Lettre de Balasoupramanien à Marguerite Audoux
Auteur(s) : Balasoupramanien
Description
- Critique laudative de De la ville au moulin - Proposition d'une traduction en tamoul
- Lettre d'un lecteur hindou
Texte
[Pondichéry] 19 mars 1926
Chère Madame,
Voici une lettre qui vous arrive de bien, bien loin, de Pondichéry, vieille petite colonie française, située, comme vous le savez, dans le pays des pagodes et des cocotiers – Et c'est après avoir lu dans Le Journal quelques feuilletons de votre roman De la ville au moulin que je prends la liberté de vous écrire cette lettre que vous aurez – n'est-ce-pas, chère Madame ? – la patience de lire jusqu'au bout.
N'ayant pas beaucoup de goût pour les aventures fantaisistes et romanesques ou scabreuses et immorales qui, d'ordinaire, remplissent les feuilletons des journaux quotidiens, je m'étais fait une règle de ne jamais lire ces derniers. Aussi, je ne fus, malheureusement, nullement tenté, depuis près d'un mois qu'un de mes amis me prête Le Journal, d'y lire votre roman. Quelle ne fut pas ma surprise quand un hasard bienheureux me fit, hier, distraitement parcourir quelques lignes du 23e feuilleton de [De] la ville au moulin !
Vivement intrigué et séduit par votre « écriture », d'autant plus pathétique qu'elle est plus sobre, et surtout touché par la psychologie fine et pénétrante dont vous faites preuve en analysant l'âme de la noble et délicate Annette, passionnément je me suis jeté sur tous les autres feuilletons des numéros qui me restaient et ainsi, je suis arrivé jusqu'à la mort du pauvre petit de la malheureuse Annette[1].
Il va sans dire que cette lecture a été pour moi un véritable régal littéraire ! Votre manière, si éloignée du banal, du conventionnel, ou « déjà lu » en un mot, si réaliste et avant tout si saine – et je ne doute pas du tout que le « ton » ne se maintienne le même jusqu'à la dernière ligne – a fait vibrer en moi les cordes les plus intimes de ma sensibilité esthétique.
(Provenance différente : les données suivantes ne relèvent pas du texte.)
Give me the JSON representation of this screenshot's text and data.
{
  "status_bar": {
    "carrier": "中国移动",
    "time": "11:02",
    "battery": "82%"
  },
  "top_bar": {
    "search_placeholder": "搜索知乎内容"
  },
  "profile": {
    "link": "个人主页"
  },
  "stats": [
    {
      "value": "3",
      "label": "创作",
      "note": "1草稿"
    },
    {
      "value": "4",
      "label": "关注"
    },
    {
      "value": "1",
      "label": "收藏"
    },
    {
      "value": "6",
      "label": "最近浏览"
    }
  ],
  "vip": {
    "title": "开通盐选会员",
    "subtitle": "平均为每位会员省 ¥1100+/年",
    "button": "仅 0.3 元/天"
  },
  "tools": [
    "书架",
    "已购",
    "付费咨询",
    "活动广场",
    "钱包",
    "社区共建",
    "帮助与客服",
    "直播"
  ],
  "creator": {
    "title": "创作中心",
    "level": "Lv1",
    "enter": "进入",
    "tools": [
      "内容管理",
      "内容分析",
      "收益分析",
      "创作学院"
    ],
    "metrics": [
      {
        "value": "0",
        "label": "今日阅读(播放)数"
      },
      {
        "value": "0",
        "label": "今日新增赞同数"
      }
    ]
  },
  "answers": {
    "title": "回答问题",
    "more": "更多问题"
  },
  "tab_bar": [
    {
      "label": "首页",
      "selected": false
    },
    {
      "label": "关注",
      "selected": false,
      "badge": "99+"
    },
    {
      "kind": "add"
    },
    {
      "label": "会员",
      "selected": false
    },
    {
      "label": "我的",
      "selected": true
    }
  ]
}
Je sens que,[2] si j'avais eu à créer un roman, je me serais efforcé de le baigner dans cette atmosphère si sensiblement délicate, si féminine pour tout dire, dont vous avez su - si spontanément et si facilement, on dirait – envelopper le vôtre.
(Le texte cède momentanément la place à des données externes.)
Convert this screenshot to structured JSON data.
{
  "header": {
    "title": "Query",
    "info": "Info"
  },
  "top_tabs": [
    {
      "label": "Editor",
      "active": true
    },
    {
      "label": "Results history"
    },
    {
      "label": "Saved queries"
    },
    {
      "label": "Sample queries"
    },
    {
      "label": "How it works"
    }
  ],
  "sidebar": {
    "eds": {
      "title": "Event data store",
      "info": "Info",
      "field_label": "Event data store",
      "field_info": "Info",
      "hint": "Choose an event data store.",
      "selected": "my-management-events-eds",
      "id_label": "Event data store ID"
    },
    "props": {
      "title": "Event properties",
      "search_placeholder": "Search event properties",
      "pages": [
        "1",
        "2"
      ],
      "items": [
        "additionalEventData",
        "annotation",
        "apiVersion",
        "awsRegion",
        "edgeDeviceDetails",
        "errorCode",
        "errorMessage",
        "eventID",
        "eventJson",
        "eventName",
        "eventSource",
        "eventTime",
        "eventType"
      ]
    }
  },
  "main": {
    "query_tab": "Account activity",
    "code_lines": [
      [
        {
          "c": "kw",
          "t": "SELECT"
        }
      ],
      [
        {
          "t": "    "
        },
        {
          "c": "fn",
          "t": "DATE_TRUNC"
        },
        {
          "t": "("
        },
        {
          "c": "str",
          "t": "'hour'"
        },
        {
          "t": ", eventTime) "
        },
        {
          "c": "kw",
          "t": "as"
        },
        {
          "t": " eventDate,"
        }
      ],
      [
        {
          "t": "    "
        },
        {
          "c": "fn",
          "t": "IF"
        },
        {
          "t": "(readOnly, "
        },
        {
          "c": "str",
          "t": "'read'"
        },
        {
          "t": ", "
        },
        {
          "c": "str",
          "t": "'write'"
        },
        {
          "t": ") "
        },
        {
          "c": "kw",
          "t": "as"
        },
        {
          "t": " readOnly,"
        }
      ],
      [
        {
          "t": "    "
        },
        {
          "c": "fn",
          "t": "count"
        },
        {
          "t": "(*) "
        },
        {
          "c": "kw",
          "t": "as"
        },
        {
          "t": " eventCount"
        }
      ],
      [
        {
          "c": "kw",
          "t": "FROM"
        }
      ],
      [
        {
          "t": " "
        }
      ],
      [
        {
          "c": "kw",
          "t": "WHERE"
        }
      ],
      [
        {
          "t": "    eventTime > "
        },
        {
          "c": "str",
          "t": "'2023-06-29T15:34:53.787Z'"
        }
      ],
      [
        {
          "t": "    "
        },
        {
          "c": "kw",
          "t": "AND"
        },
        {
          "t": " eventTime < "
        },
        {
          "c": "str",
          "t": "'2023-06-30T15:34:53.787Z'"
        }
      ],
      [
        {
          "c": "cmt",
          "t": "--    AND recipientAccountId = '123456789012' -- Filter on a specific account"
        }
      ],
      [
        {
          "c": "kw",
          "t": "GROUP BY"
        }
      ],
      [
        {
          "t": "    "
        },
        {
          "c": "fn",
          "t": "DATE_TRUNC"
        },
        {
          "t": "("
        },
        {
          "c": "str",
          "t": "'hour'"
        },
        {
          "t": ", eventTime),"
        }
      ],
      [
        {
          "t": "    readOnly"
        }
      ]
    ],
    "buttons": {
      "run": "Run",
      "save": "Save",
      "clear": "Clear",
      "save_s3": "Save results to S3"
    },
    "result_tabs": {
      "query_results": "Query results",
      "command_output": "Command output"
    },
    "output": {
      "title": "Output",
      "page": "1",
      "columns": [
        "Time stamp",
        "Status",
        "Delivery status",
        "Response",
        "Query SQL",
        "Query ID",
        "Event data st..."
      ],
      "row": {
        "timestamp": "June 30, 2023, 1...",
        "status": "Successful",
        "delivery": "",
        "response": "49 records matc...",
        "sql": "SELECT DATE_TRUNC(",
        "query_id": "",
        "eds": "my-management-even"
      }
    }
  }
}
Et il me semble que seule une femme pouvait composer un roman de ce genre ! Seul, un cœur de femme pouvait peindre une Annette Beaubois ! Me trompé-je, Madame ? Et « Marguerite Audoux » ne serait-il qu'un pseudonyme cachant un auteur… de sexe masculin ? Non, n'est-ce pas ?
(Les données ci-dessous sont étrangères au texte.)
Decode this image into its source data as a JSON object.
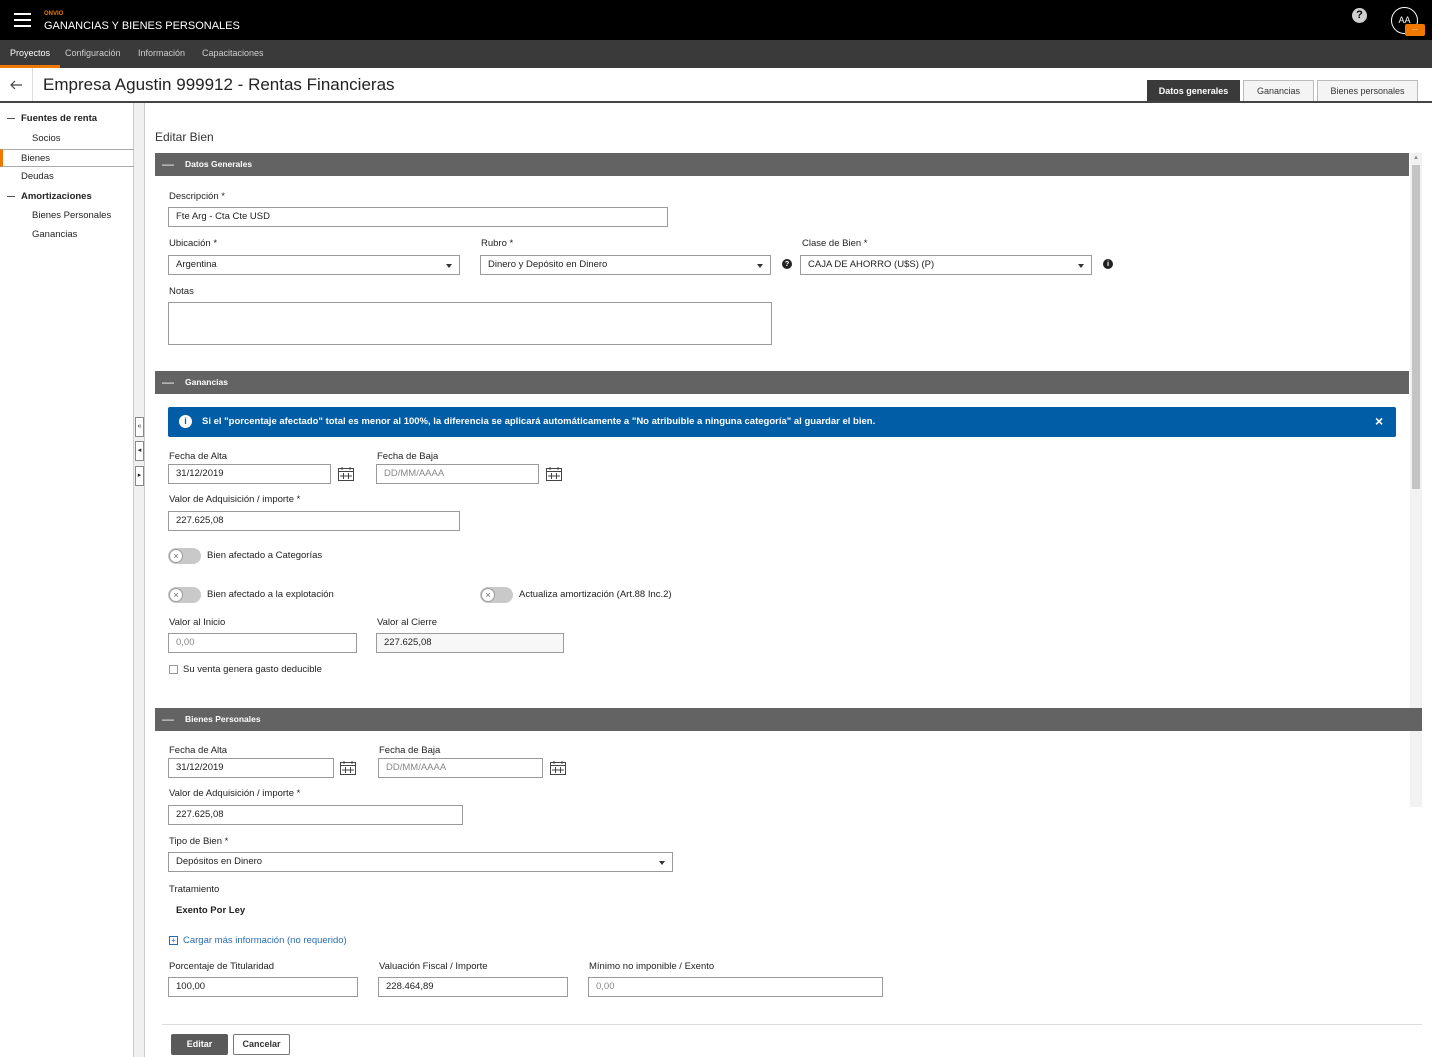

Dès que j'eus achevé tous les feuilletons, j'ai couru chez mon ami pour prendre les numéros précédents – Mais comment vous décrire ma déception et mon désappointement, quand j'appris[3] qu'ils avaient servi – excusez ce détail fort prosaïque – à allumer le fourneau. Après avoir maudit, en bon Hindou, ma mauvaise étoile, je me suis résigné à vous écrire cette lettre pour vous exprimer mon admiration et pour vous demander de vouloir bien m'autoriser à traduire votre beau roman.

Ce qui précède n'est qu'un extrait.